Wal-Mart Supercenters also are arriving in the Philadelphia suburbs in full force this year. So far, there are only two in the five-county area compared with 83 across Pennsylvania.

Four more will open this year - in Willow Grove, Norristown, King of Prussia and the Levittown/Fairless Hills area, said Wal-Mart spokesman James C. Davis.

To keep shoppers loyal, local supermarkets over the last 18 months have gotten bigger, fresher and healthier.

Their displays now copy the whole-foods movement and its specialty items, big-box stores and their "unbeatable" prices, and retailers such as Wegmans, which have turned shopping into a spa-like gourmet escape full of perks.

Wegmans was one of the first to adopt the all-things-to-everybody approach by building huge stores and turning them into destinations.

It built an 86,500-square-foot store in 1986 in Corning, N.Y., and expanded it to 98,000 feet several years later to include an in-store cafe, said spokeswoman Jo Natale of the Rochester, N.Y., chain.

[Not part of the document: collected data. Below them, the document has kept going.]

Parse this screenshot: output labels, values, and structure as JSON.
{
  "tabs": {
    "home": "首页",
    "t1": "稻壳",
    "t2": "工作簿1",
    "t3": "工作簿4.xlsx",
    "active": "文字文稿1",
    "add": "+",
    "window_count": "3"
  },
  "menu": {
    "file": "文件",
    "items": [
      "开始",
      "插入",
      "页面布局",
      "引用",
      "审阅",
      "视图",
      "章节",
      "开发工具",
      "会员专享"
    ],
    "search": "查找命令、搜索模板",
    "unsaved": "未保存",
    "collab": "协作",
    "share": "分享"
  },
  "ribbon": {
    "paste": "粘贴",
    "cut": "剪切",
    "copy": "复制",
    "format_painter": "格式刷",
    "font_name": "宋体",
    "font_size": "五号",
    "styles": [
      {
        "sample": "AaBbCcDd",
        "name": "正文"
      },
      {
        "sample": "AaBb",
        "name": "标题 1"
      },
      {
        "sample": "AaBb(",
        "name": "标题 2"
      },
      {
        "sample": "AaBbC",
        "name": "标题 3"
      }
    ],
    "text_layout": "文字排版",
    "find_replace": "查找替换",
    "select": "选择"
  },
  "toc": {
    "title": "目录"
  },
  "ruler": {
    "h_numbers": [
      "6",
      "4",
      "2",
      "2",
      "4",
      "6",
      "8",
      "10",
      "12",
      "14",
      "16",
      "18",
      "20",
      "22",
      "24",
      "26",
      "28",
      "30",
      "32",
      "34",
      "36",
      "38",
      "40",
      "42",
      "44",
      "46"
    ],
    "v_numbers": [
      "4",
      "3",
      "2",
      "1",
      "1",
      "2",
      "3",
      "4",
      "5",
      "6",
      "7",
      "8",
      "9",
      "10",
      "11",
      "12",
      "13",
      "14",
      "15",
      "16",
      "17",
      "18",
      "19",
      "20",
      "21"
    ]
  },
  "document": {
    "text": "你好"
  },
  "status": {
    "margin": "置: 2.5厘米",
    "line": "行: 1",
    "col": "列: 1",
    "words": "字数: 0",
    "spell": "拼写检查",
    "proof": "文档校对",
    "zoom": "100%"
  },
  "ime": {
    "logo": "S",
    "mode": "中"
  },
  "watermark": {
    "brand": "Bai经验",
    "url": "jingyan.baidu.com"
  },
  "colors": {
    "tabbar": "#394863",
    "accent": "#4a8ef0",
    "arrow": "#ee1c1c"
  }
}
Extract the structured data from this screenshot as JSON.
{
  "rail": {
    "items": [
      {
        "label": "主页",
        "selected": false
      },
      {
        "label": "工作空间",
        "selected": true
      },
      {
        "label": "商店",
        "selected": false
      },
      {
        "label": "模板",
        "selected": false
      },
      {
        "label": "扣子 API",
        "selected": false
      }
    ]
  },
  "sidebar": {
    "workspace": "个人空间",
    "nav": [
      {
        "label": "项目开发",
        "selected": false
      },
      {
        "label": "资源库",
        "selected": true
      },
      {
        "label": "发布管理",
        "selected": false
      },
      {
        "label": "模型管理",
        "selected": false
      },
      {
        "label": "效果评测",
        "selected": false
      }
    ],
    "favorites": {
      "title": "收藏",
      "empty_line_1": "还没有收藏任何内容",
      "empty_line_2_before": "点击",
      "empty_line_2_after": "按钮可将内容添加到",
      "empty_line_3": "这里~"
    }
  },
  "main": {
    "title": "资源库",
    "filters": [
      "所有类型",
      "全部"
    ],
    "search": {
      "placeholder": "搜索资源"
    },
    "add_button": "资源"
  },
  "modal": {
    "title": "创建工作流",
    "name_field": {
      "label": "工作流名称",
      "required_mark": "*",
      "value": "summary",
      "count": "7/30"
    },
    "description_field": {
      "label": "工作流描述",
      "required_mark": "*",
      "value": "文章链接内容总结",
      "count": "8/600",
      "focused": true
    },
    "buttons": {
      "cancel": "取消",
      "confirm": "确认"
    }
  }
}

The organic and health-food sections of the Super Giant here and of Wegmans nearby in Warrington are similar. They are offset with distinctive display and design features that really stand out. This "store-within-a-store" concept is copied in other sections, too, to help shoppers find things easily.

Both stores also have take-out or eat-in food stations, with meals prepared by on-site chefs or other trained culinary professionals, and they have in-store dining areas.

At Wegmans, there are countless workers behind colorful food stations framed by wall designs that make this part of the store look like a small outdoor market. Seating on a second-floor mezzanine overlooks the bustle below.

Customers and servers even know each other by name.

"Ganna - the lighter one or dark?" asked Terry Shea, 43, pointing to a tray of salmon steaks that customer Ganna McGowan, 36, had ordered during a visit Friday.

"That one, Terry," said McGowan, as her children, Maiah, 2, and Logan, 4, munched on bagels by her side. Seconds later, the two women traded animated stories about a recent snowstorm.

"We gave up Genuardi's just because of Terry," chimed in another regular customer, Jim Chromey, 70, of Doylestown, as he waited to order.

Customer service, fresh food and prepared meals are the way many supermarket chains, large and small, have recently decided to lure customers back from big-box competition like Target, said Metzger.

Most new supermarkets are between 55,000 and 75,000 square feet, he said. For them, instead of building big, they work the fresh-and-nice angle.

Acme, whose markets average 55,000 square feet, is remodeling stores and building new ones with wings referred to as "Premium Fresh and Healthy."

It unveiled this redesign for perishables and gourmet items in late December 2006 at its Doylestown store about 20 minutes north of here. They are now in 20 stores. More are planned.

"Against a Wal-Mart Supercenter, we are going to have an edge on giving better service," said Bringhurst.

Even Giant believes its small stores and their emphasis on good prices and good food are vital to its future.

"We know some people are going to find this store way too big," said Schlicker. "In that case, we have a store up the road of 35,000 square feet in Abington and of 40-something square feet in Horsham."

The name of the game?

"There's alternatives," he said. "There's convenience."